Modelling Bacterial Metabolite Regulation of Vaginal Epithelial Cell Signaling in Bacterial Vaginosis


  • Alan Trinh Indiana University School of Medicine
  • Deva Chan, PhD Weldon School of Biomedical Engineering, Purdue University
  • Douglas Brubaker, PhD Regenstrief Center for Healthcare Engineering, Purdue University



Background and Hypothesis

Bacterial vaginosis, which is the imbalance of normal vaginal microbiota, contributes to preterm delivery, vaginitis, and decreased drug efficacy. Despite metronidazole efficacy in reducing BV contributing organisms, BV continues to recur in 50% of patients. Previous studies showing imidazole propionate’s role in the pathogenesis of type II diabetes suggest that similar metabolite-regulated pathways in vaginal microbiomes may be the key in pathogenesis of uterine diseases such as BV. Thus, the purpose of this study was to observe the relationship between vaginal metabolites, host or microbiome-derived, and transcriptomic responses in vaginal epithelial tissues stratified by vaginal microbiome composition (“microbiome group”). The hypothesis was that differences in vaginal microbiome composition result in differential regulation of metabolite-host pathway functional relationships.

Project Methods

Transcript levels and metabolite concentrations precollected from 23 East African women were processed and analyzed via R. Transcriptomic data were converted into KEGG pathway enrichment scores via ssGSEA2.0, a package within R. Enrichment scores were correlated (Spearman) with metabolite levels by microbiome group and lactobacillus dominant phenotypes, and relationships were visualized via Heatmap3 and Cytoscape.
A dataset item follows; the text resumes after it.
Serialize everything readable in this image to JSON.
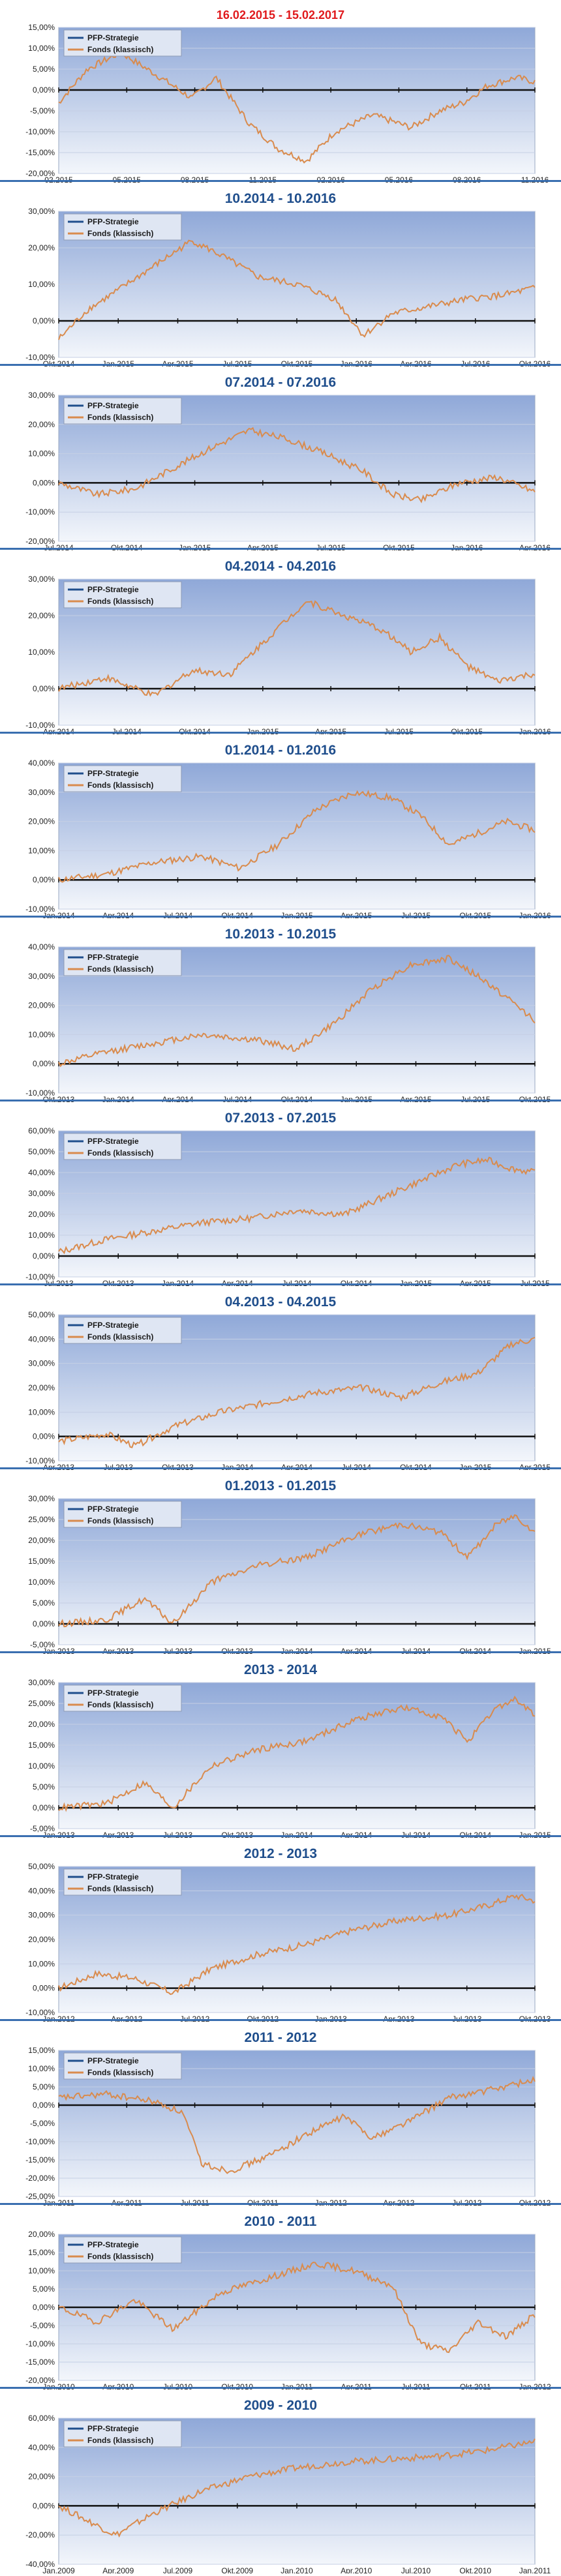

The results showed varying strengths in correlation among metabolites and KEGG pathway enrichment scores after filtering for strong correlations (R > |0.5|) and significance (p< 0.05). Nonlactobacillus dominant microbiomes showed fewer strongly associated metabolite-KEGG pathway relationships compared to the lactobacillus dominant microbiome group, specifically the imidazole-related networks.


In this study, variations in significant correlations among metabolites and KEGG pathways suggests that microbiome diversity may contribute to how metabolites regulate host pathways in vaginal epithelial cells. The reduced pathway interactions observed in imidazole compounds suggests that dysregulation may contribute to recurrence of bacterial vaginosis. This method of modelling could be used to characterize the regulation of critical pathways associated with the pathogenesis of bacterial vaginosis.